Good and Bad News for Condo Renters
By Lucas on Jan 13, 2015
Recently, condo market research firm, Urbanation, released their fourth quarter and annual condo rental report, announcing an all time high for condo leases in 2014.
In the fourth quarter, condos rented through the MLS system saw an 11% year-over-year increase, while all of 2014 saw a 15% increase. There were 22,765 condo rentals in the GTA last year, and that doesn’t include rentals through websites like Craigslist and Kijiji, and even word of mouth referrals are unaccounted for.
The interesting thing is that inventory is rising and rent prices are right there with them. In this scenario, some would expect to see average rents on a slight decline to account for the amount of competition in the market, but the demand is just too strong for prices to drop significantly. That said, the prices didn’t necessarily rise that much either. In the fourth quarter, average rent went up 1%, ending at $2.39 per square foot. For the year, rent only went up 0.8%, a definite slowdown considering the 4.1% jump we saw in 2013 and the 3.7% increase in 2012.
So prices went up slightly, but the absolute average decreased 0.7% to $1,816. This is the fifth consecutive quarter of year-over-year declines, but it’s not because of a lack of demand and a high inventory; it’s because the average size of condo units is getting smaller. The scary part for renters is that while the absolute average decreased just 0.7%, the average unit size decreased 1.5% (the average rental unit was 761 square feet in the fourth quarter). So, if you’re thinking of renting, you will have a decent amount from which to choose, but you’re options are getting physically tighter.
“The condo rental market grew into its shoes in 2014. Demand proved strong enough to absorb the market’s greatest amount of new supply in history, while also revealing an equilibrium for rent levels. The rental market’s proven stability and consistent growth is encouraging as we remain in a scenario of high condo completions over the next couple years,” says Shaun Hildebrand, Urbanation’s Senior Vice President, in the report.
As Hildebrand points out, the GTA is expecting a high number of condo completions in the next couple years, and it’s fair to say that many of the units are smaller. The reason the units are smaller is because all the condos that are nearing completion were sold in a time when developers were marketing to investors. According to Urbanation, some developers sell more than 70% of their units to investors. It was not uncommon to pack as many small units into a building as possible and sell them off to investors who never planned on living there in the first place, and this still occurs today occassionally, maybe even more often than it should. Only last year did developers refocus their marketing on first-time homebuyers and end-users. In a few years, when the condos launched last year and this year near completion, the average rental size may see some growth.

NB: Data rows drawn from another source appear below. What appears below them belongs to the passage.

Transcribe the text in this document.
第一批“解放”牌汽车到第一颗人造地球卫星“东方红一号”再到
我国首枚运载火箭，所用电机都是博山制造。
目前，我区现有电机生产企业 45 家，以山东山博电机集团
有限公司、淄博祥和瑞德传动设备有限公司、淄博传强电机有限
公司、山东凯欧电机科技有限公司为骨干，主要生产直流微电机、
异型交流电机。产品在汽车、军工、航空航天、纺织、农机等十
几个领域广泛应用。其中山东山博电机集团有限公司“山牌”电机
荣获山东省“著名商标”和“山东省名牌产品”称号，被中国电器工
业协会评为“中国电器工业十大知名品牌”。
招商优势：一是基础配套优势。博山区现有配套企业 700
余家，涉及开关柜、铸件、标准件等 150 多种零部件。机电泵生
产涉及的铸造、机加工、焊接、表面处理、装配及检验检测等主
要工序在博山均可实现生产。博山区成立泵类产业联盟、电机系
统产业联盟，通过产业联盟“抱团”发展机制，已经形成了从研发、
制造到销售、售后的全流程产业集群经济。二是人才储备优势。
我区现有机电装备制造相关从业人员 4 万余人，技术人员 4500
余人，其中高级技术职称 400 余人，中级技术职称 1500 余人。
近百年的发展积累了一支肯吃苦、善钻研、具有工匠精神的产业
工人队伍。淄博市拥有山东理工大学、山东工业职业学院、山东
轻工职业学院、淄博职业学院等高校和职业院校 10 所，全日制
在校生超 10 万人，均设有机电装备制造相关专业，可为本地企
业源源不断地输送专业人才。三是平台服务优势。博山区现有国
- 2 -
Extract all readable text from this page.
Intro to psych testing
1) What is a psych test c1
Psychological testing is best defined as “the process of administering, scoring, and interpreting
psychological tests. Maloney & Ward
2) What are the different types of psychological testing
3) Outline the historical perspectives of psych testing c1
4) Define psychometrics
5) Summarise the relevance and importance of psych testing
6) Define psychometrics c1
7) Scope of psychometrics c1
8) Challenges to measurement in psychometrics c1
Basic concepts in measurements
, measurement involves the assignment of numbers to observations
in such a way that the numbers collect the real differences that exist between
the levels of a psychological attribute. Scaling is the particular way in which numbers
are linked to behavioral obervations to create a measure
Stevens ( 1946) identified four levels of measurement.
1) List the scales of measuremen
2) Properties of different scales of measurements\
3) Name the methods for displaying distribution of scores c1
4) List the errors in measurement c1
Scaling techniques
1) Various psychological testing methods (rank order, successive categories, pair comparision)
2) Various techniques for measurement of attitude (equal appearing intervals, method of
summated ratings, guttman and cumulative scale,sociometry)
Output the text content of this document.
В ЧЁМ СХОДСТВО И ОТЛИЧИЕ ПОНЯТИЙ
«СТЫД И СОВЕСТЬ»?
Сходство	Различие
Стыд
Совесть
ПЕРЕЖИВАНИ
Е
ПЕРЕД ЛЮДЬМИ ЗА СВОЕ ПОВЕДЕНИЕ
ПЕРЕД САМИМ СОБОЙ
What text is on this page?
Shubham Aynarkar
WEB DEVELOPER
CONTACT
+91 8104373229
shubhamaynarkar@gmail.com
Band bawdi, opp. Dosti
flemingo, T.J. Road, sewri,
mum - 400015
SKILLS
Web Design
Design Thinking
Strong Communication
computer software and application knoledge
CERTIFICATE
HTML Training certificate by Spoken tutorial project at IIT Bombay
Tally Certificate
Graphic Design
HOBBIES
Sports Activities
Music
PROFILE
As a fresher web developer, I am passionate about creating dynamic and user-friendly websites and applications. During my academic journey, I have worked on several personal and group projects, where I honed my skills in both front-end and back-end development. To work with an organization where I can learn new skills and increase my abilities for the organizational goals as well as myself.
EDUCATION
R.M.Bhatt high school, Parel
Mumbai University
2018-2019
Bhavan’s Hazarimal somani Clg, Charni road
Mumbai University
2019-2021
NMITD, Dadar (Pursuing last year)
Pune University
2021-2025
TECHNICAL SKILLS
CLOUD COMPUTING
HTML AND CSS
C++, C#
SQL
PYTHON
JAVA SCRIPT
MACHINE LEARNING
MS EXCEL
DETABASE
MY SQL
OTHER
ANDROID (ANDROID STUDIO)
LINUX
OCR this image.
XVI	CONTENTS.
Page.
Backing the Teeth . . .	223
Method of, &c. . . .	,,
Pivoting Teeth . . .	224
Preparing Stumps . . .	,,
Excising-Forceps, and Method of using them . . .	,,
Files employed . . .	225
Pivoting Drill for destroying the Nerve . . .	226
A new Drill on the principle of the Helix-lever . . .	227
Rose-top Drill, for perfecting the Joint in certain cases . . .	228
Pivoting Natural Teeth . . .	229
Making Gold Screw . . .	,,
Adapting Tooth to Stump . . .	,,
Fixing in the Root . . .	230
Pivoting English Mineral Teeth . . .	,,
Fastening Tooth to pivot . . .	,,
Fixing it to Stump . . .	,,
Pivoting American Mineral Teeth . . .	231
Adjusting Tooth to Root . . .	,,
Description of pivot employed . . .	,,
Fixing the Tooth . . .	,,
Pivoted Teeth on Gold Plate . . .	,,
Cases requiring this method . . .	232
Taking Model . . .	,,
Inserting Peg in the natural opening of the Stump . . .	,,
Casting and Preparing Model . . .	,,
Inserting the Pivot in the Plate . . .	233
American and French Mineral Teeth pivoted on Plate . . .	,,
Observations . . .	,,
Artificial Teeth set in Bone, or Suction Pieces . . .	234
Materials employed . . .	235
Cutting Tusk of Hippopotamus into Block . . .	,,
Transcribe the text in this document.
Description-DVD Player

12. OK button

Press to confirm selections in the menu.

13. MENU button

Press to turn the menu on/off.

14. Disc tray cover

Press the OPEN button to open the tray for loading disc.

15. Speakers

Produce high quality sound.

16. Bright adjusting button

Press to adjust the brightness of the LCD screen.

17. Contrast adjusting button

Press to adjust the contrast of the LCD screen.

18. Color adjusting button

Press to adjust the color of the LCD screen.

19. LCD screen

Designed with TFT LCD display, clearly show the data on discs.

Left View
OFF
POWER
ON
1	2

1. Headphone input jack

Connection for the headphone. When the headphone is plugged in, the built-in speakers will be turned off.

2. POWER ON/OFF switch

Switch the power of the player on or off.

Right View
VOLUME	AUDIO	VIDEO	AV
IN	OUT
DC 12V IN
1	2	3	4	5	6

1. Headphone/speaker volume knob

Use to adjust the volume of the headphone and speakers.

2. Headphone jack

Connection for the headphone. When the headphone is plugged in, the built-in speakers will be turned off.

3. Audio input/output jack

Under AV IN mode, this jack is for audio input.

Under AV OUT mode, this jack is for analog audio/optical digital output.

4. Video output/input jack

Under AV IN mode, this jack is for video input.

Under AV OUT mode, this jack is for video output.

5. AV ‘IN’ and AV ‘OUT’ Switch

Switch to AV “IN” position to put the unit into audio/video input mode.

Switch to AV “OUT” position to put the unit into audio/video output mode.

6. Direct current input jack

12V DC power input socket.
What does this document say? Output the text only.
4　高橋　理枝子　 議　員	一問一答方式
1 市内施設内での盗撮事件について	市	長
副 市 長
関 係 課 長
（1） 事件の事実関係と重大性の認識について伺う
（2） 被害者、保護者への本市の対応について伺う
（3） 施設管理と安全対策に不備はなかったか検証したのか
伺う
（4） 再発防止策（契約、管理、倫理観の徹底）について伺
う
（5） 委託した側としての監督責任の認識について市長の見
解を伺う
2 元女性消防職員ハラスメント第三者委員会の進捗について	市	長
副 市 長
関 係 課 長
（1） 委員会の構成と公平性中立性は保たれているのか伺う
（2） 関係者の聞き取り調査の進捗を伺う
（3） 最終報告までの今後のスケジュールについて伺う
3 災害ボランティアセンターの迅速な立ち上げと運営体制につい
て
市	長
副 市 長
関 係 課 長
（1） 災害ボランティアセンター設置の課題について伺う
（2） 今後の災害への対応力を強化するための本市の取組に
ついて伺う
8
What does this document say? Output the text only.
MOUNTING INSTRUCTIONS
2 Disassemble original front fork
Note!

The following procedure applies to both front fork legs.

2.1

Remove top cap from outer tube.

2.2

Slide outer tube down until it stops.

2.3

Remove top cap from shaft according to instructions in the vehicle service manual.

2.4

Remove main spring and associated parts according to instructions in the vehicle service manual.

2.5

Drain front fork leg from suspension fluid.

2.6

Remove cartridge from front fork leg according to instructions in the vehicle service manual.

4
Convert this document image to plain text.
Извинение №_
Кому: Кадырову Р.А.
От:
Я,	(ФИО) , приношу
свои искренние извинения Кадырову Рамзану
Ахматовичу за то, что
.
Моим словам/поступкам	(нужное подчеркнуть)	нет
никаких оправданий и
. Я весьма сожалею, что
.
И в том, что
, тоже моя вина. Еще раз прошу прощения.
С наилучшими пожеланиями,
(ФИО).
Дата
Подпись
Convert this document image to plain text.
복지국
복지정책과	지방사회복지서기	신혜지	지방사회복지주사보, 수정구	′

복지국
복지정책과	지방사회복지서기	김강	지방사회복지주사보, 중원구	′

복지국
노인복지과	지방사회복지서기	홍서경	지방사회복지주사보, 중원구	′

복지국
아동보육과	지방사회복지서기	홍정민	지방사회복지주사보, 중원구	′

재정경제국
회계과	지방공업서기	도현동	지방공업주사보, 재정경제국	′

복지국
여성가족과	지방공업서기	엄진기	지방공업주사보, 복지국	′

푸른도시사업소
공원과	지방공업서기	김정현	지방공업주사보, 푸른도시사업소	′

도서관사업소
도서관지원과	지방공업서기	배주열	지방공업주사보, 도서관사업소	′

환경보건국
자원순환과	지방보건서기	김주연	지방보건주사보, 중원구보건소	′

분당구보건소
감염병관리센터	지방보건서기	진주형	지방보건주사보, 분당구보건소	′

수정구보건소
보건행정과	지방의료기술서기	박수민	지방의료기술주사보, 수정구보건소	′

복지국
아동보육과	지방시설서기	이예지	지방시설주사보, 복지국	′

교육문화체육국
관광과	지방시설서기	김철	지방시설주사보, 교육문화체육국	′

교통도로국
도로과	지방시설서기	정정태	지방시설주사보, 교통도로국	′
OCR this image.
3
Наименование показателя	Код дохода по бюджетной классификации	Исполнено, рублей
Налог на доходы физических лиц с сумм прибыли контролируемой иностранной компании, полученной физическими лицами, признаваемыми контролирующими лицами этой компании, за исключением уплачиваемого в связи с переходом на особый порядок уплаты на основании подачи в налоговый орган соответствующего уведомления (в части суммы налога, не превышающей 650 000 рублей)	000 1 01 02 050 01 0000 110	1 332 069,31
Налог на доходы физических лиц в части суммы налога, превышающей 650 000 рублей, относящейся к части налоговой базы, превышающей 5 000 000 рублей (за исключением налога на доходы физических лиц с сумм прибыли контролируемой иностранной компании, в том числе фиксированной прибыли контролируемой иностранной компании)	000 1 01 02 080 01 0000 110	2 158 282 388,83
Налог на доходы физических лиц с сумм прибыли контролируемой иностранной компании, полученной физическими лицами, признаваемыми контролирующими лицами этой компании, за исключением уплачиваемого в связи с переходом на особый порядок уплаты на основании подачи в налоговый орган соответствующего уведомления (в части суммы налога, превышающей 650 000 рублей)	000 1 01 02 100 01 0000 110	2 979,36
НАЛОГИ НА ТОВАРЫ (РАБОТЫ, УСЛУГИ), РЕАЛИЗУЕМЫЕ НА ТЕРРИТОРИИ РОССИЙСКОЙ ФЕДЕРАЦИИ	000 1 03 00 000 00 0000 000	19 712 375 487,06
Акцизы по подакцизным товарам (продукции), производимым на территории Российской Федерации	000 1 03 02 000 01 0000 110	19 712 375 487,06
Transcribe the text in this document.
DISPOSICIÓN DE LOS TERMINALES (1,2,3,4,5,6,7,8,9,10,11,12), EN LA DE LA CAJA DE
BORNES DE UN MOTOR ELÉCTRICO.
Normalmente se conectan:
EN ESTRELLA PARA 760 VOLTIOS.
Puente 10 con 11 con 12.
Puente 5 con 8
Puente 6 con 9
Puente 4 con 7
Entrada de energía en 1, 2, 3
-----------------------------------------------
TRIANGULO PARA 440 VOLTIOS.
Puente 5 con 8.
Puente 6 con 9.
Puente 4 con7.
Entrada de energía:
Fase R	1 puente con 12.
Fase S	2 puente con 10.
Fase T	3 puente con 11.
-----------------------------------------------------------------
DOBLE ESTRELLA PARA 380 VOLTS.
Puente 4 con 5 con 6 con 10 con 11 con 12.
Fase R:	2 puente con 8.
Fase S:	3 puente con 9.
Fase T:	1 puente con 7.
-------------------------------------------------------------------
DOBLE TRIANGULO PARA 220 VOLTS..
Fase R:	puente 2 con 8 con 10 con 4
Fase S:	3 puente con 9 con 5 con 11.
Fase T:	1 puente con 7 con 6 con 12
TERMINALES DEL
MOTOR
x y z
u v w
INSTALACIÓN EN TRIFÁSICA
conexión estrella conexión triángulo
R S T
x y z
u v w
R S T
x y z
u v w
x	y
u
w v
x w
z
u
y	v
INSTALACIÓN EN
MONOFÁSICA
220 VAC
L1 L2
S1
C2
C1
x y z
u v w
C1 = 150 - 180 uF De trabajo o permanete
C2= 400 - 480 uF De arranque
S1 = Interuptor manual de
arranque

Now that we’re in a year where those looking to rent and those looking to buy have the same thing in mind, as far as location, amenities, and size go, it will be interesting to see how many potential renters end up becoming homebuyers, and vice-versa. According to our own What Matters Most to Condo Buyers survey, most condo buyers are looking for a unit ranging from 701 to over 1,000 square feet, fitness facilities and personal balconies are key, and most want to live near a park. It’s probably pretty safe to say that condo renters have the same in mind when hunting for a new place.
How will the condo rental market fare in the first quarter of 2015? We’ll have to just wait and see!